Faculty of Civil and Environmental Engineering, Jimma Institute of Technology, Jimma, Oromia, Ethiopia.
PeerJ Comput Sci. 2022 Apr 25;8:e961. doi: 10.7717/peerj-cs.961. eCollection 2022.
Text classification is the process of categorizing documents based on their content into a predefined set of categories. Text classification algorithms typically represent documents as collections of words and it deals with a large number of features.
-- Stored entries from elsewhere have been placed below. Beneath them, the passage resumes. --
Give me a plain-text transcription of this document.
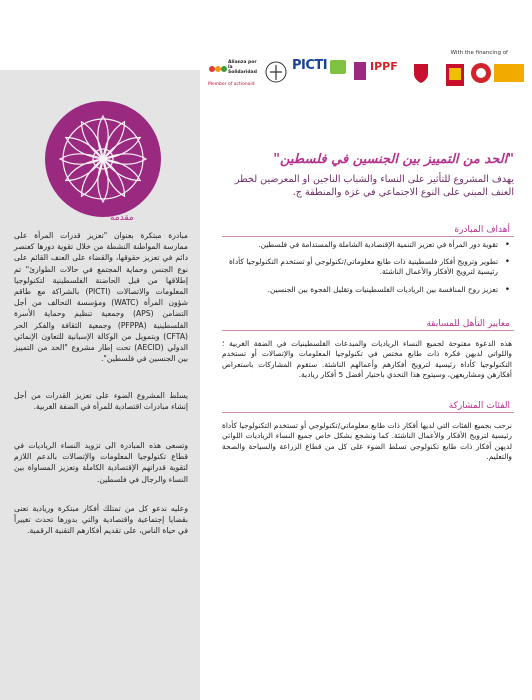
مقدمة
مبادرة مبتكرة بعنوان "تعزيز قدرات المرأة على ممارسة المواطنة النشطة من خلال تقوية دورها كعنصر دائم في تعزيز حقوقها، والقضاء على العنف القائم على نوع الجنس وحماية المجتمع في حالات الطوارئ" تم إطلاقها من قبل الحاضنة الفلسطينية لتكنولوجيا المعلومات والاتصالات (PICTI) بالشراكة مع طاقم شؤون المرأة (WATC) ومؤسسة التحالف من أجل التضامن (APS) وجمعية تنظيم وحماية الأسرة الفلسطينية (PFPPA) وجمعية الثقافة والفكر الحر (CFTA) وبتمويل من الوكالة الإسبانية للتعاون الإنمائي الدولي (AECID) تحت إطار مشروع "الحد من التمييز بين الجنسين في فلسطين".
يسلط المشروع الضوء على تعزيز القدرات من أجل إنشاء مبادرات اقتصادية للمرأة في الضفة الغربية.
وتسعى هذه المبادرة الى تزويد النساء الرياديات في قطاع تكنولوجيا المعلومات والإتصالات بالدعم اللازم لتقوية قدراتهم الإقتصادية الكاملة وتعزيز المساواة بين النساء والرجال في فلسطين.
وعليه ندعو كل من تمتلك أفكار مبتكرة وريادية تعنى بقضايا إجتماعية واقتصادية والتي بدورها تحدث تغييراً في حياة الناس، على تقديم أفكارهم التقنية الرقمية.
With the financing of
Alianza por la Solidaridad
Member of actionaid
PICTI	IPPF
"الحد من التمييز بين الجنسين في فلسطين"
يهدف المشروع للتأثير على النساء والشباب الناجين او المعرضين لخطر العنف المبني على النوع الاجتماعي في غزة والمنطقة ج.
أهداف المبادرة
• تقوية دور المرأة في تعزيز التنمية الإقتصادية الشاملة والمستدامة في فلسطين.
• تطوير وترويج أفكار فلسطينية ذات طابع معلوماتي/تكنولوجي أو تستخدم التكنولوجيا كأداة رئيسية لترويج الأفكار والأعمال الناشئة.
• تعزيز روح المنافسة بين الرياديات الفلسطينيات وتقليل الفجوة بين الجنسين.
معايير التأهل للمسابقة
هذه الدعوة مفتوحة لجميع النساء الرياديات والمبدعات الفلسطينيات في الضفة الغربية ؛ واللواتي لديهن فكرة ذات طابع مختص في تكنولوجيا المعلومات والإتصالات أو تستخدم التكنولوجيا كأداة رئيسية لترويج أفكارهم وأعمالهم الناشئة. ستقوم المشاركات باستعراض أفكارهن ومشاريعهن، وسيتوج هذا التحدي باختيار أفضل 5 أفكار ريادية.
الفئات المشاركة
نرحب بجميع الفئات التي لديها أفكار ذات طابع معلوماتي/تكنولوجي أو تستخدم التكنولوجيا كأداة رئيسية لترويج الأفكار والأعمال الناشئة. كما ونشجع بشكل خاص جميع النساء الرياديات اللواتي لديهن أفكار ذات طابع تكنولوجي تسلط الضوء على كل من قطاع الزراعة والسياحة والصحة والتعليم.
The selection of appropriate features becomes important when the initial feature set is quite large. In this paper, we present a hybrid of document frequency (DF) and genetic algorithm (GA)-based feature selection method for Amharic text classification. We evaluate this feature selection method on Amharic news documents obtained from the Ethiopian News Agency (ENA). The number of categories used in this study is 13. Our experimental results showed that the proposed feature selection method outperformed other feature selection methods utilized for Amharic news document classification. Combining the proposed feature selection method with Extra Tree Classifier (ETC) improves classification accuracy. It improves classification accuracy up to 1% higher than the hybrid of DF, information gain (IG), chi-square (CHI), and principal component analysis (PCA), 2.47% greater than GA and 3.86% greater than a hybrid of DF, IG, and CHI.
文本分类是指根据文档内容将其归类到一组预定义类别的过程。文本分类算法通常将文档表示为单词集合,并且要处理大量特征。当初始特征集非常大时,选择合适的特征就变得很重要。在本文中,我们提出了一种基于文档频率(DF)和遗传算法(GA)的混合特征选择方法,用于阿姆哈拉语文本分类。我们在从埃塞俄比亚通讯社(ENA)获取的阿姆哈拉语新闻文档上评估了这种特征选择方法。本研究中使用的类别数量为13个。我们的实验结果表明,所提出的特征选择方法优于用于阿姆哈拉语新闻文档分类的其他特征选择方法。将所提出的特征选择方法与极端随机树分类器(ETC)相结合可提高分类准确率。它比DF、信息增益(IG)、卡方检验(CHI)和主成分分析(PCA)的混合方法提高分类准确率高达1%,比GA高2.47%,比DF、IG和CHI的混合方法高3.86%。